Simon observa un silence songeur.
- D'accord. Quoi d'autre ?
Elle frissonna. Il se serra aussitôt contre elle, et elle se sentit mieux. En sécurité.
- Du sang, souffla-t-elle. C'est l'hiver. De la neige recouvre le sol, et elle est tachée de sang. J'ai aussi vu des plumes. (Elle tourna la tête vers Simon.) C'est pourquoi j'ai essayé de crier, d'attirer l'attention de quelqu'un. J'ai vu des plumes noires brisées dans la neige écarlate.
Simon la dévisageait.
- Tu les as vues ? Il ne faisait donc pas nuit ?
Elle réfléchit un moment, puis secoua la tête.
- Non. Il n'y avait pas beaucoup de soleil, mais il faisait jour.
- As-tu reconnu l'endroit ?
- Non. Je ne me souviens d'aucun détail susceptible de préciser le lieu, à part qu'il y avait de la neige.
Simon tendit le bras au-dessus d'elle pour éteindre la lumière.
- Dans ce cas, rendors-toi, Meg. Nous traquerons cette proie demain matin.
Il se coucha à côté d'elle et sombra instantanément dans le sommeil, exactement comme lorsqu'il se trouvait sous forme de Loup. Sauf qu'il ne se trouvait pas sous forme de Loup et qu'elle ne savait pas comment lui dire que le fait qu'il dorme dans son lit sous l'aspect d'un homme avait changé quelque chose entre eux.


Avis :

 Après un premier tome proche du coup de cœur, je n’ai pas résisté longtemps pour découvrir la suite de cette saga à l’univers très particulier. On retrouve Meg, une prophétesse de sang et les Terra Indigene, des créatures de Namid. Dans « Volée noire » deux intrigues sont présentes, celle sur le Contrôleur et celle sur le groupe Les Humains Avant Tout — HAT. Un volume beaucoup moins consistant offrant pourtant des informations denses, de ce fait, je me suis parfois détachée du récit. Néanmoins, l’ensemble de l’œuvre est addictif ; les rebondissements et révélations s’enchaînent et ne laissent aucun répit. Quelquefois le rythme s’éteint, en cause, des changements de perception réguliers cédant un goût amer ; les scènes passionnantes sont coupées pour soulever des précisions. Cette suite semble plus désorganisée, heureusement, les dialogues permettent d’harmoniser la narration de temps en temps complexe. Anne Bishop délivre un roman vif, sur des notes émotionnelles inattendues en bit-lit et une sphère imaginée atypique. Le tout, accompagné par des personnages attachants, des relations donnant lieu à un fort intérêt et une guerre entre les humains et les Autres, détentrice de messages enrichissants.

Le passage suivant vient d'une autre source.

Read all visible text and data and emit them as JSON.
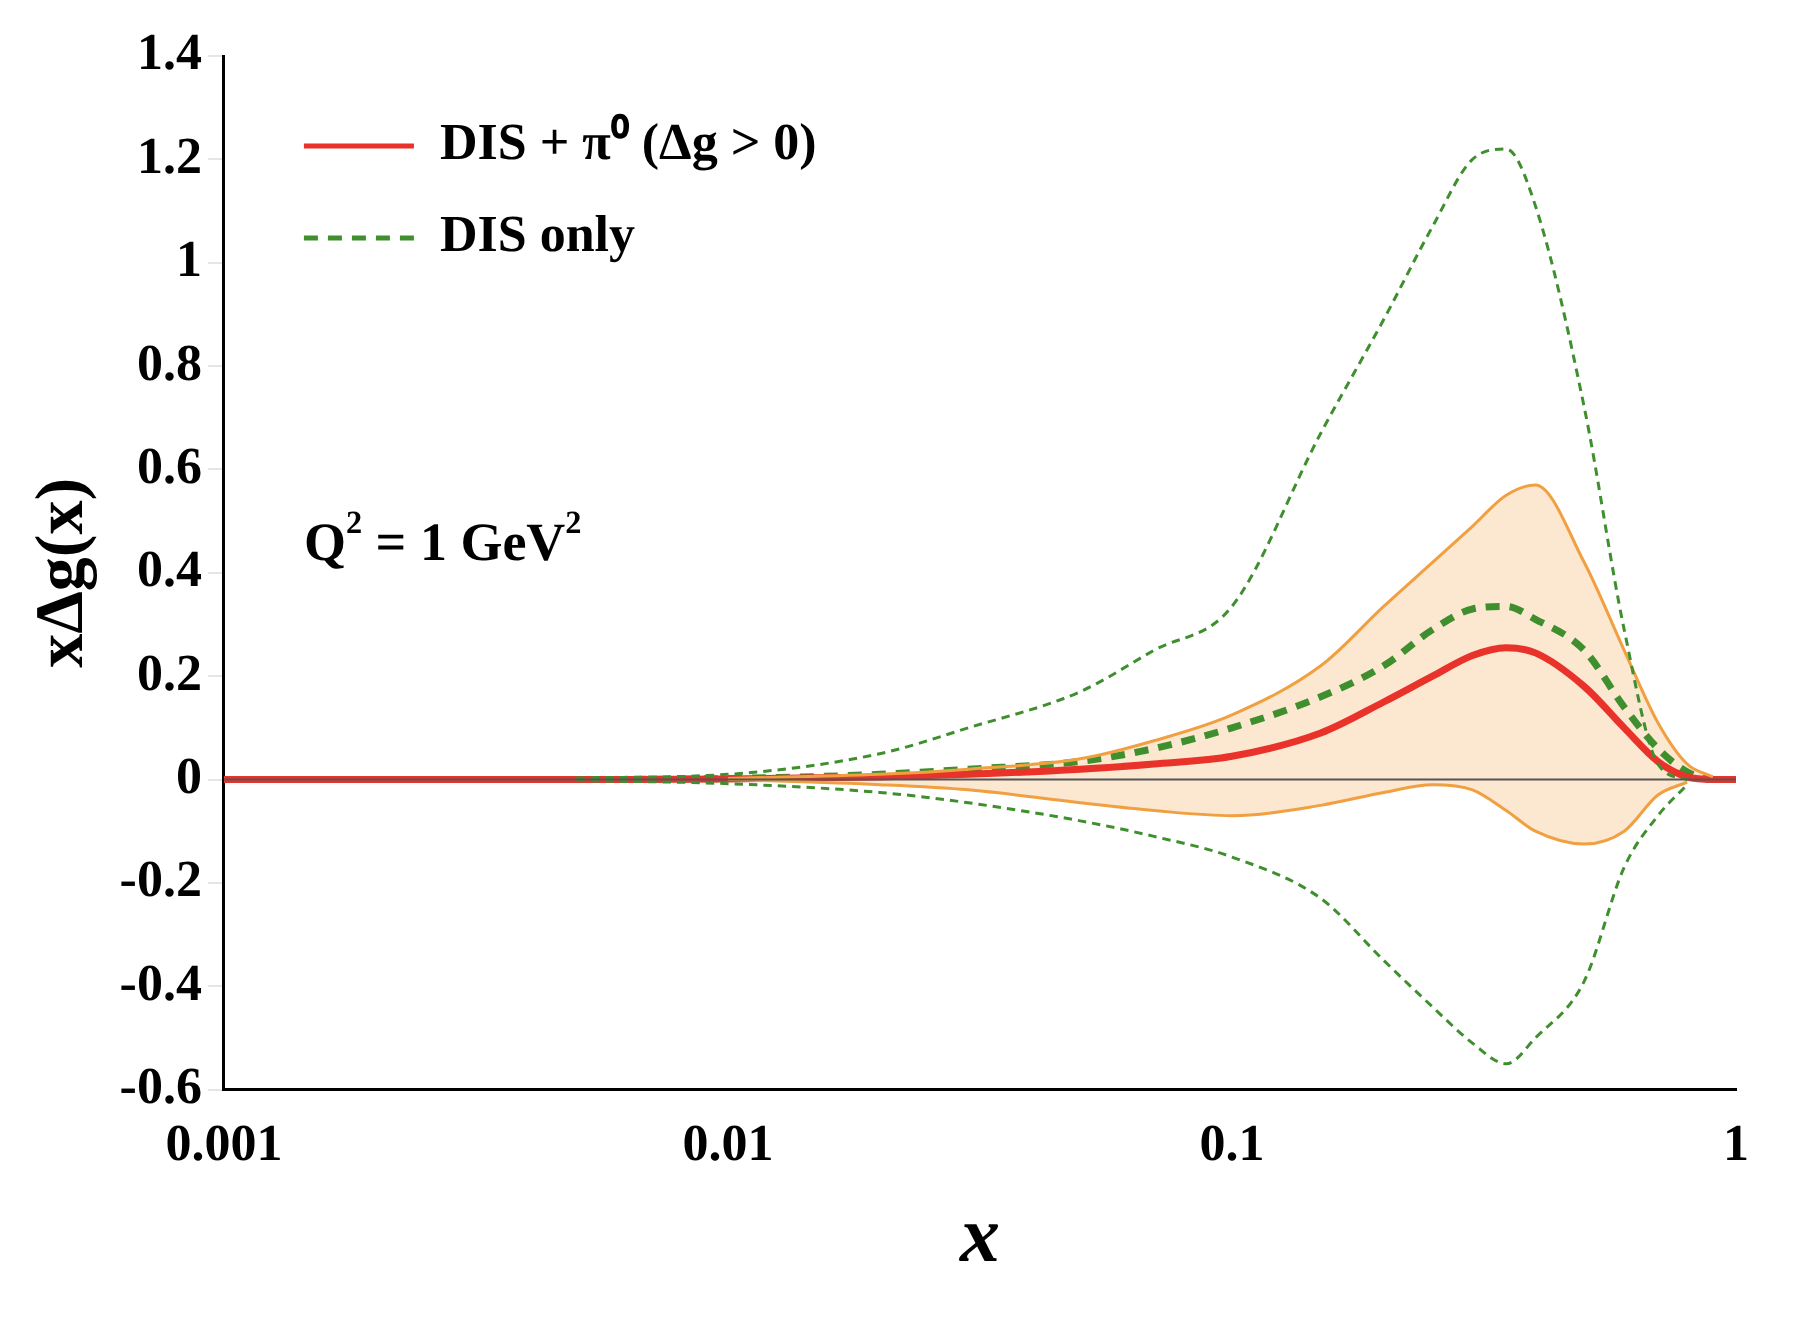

L’héroïne, Meg, est toujours pleine de surprises. Elle me fait vivre des sentiments, elle me fascine de plus en plus au fil de l’histoire. Cependant, sur ce tome, je l’ai trouvé absente en comparaison du précédent. Du coup, sa personnalité est moins mise en valeur pour attribuer de la place au caractère des autres personnages du roman. Heureusement, je me suis déjà prise d’affection pour elle dans « Lettres écarlates », c’est une jeune femme étonnante dans sa façon d’être, de penser, de réagir. Elle est une lumière auprès de son entourage, une guide, une liseuse d’avenir et une arme pour changer le monde et les opinions. Meg découvre la vie dans l’Enclos de Lakeside, elle se fait accepter facilement et protéger d’une main de fer. Pourtant, sa puissance ne permet aucun doute, son courage et ses capacités font d’elle une redoutable combattante, de plus elle est très créative et ses visions lui offrent des possibilités infinies. Le danger de la mort rôde autour de cette protagoniste, j’éprouve une peur immense de la perdre ; à chacune de ses nouvelles entailles, elle s’approche fatalement de son dernier souffle. Un suicide par sacrifice, lent et inconnu.

Simon devient dans cette séquence un personnage beaucoup plus important, son côté secret est toutefois toujours d’actualité. Un héros révélateur de sentiment pour les humains, malgré son âme de prédateur. Il est plutôt pudique, et doute de plus en plus de lui-même et de ses devoirs de chef. Ses attitudes paraissent encore disproportionnées, et son incompréhension envers les femmes est plutôt amusante. Un homme-loup, plus proche de l’animal que de l’humain. Pour moi, cet être est un mystère, je suis dans l’impossibilité de le cerner totalement. Peut-être que ses indécisions laissent planer des ombres sur son tempérament, et ne consentent pas à révéler son cœur ou ses émotions. En vérité, Simon sait nous mettre dans tous nos états, c’est le genre d’homme séduisant, protecteur, meneur et réservé envers ce qu’il ressent. Il caresse sans cesse mon attention, sa manière de fonctionner, son besoin d’être flatté, son comportement joueur, son masque énigmatique et son image d’homme invincible voulant des câlins. Il est différent, un peu étrange et je l’apprécie beaucoup pour ces deux raisons ; aussi le fait qu’il soit insaisissable est captivant et provoque un appétit d’en savoir davantage sur ce protagoniste, à part des autres.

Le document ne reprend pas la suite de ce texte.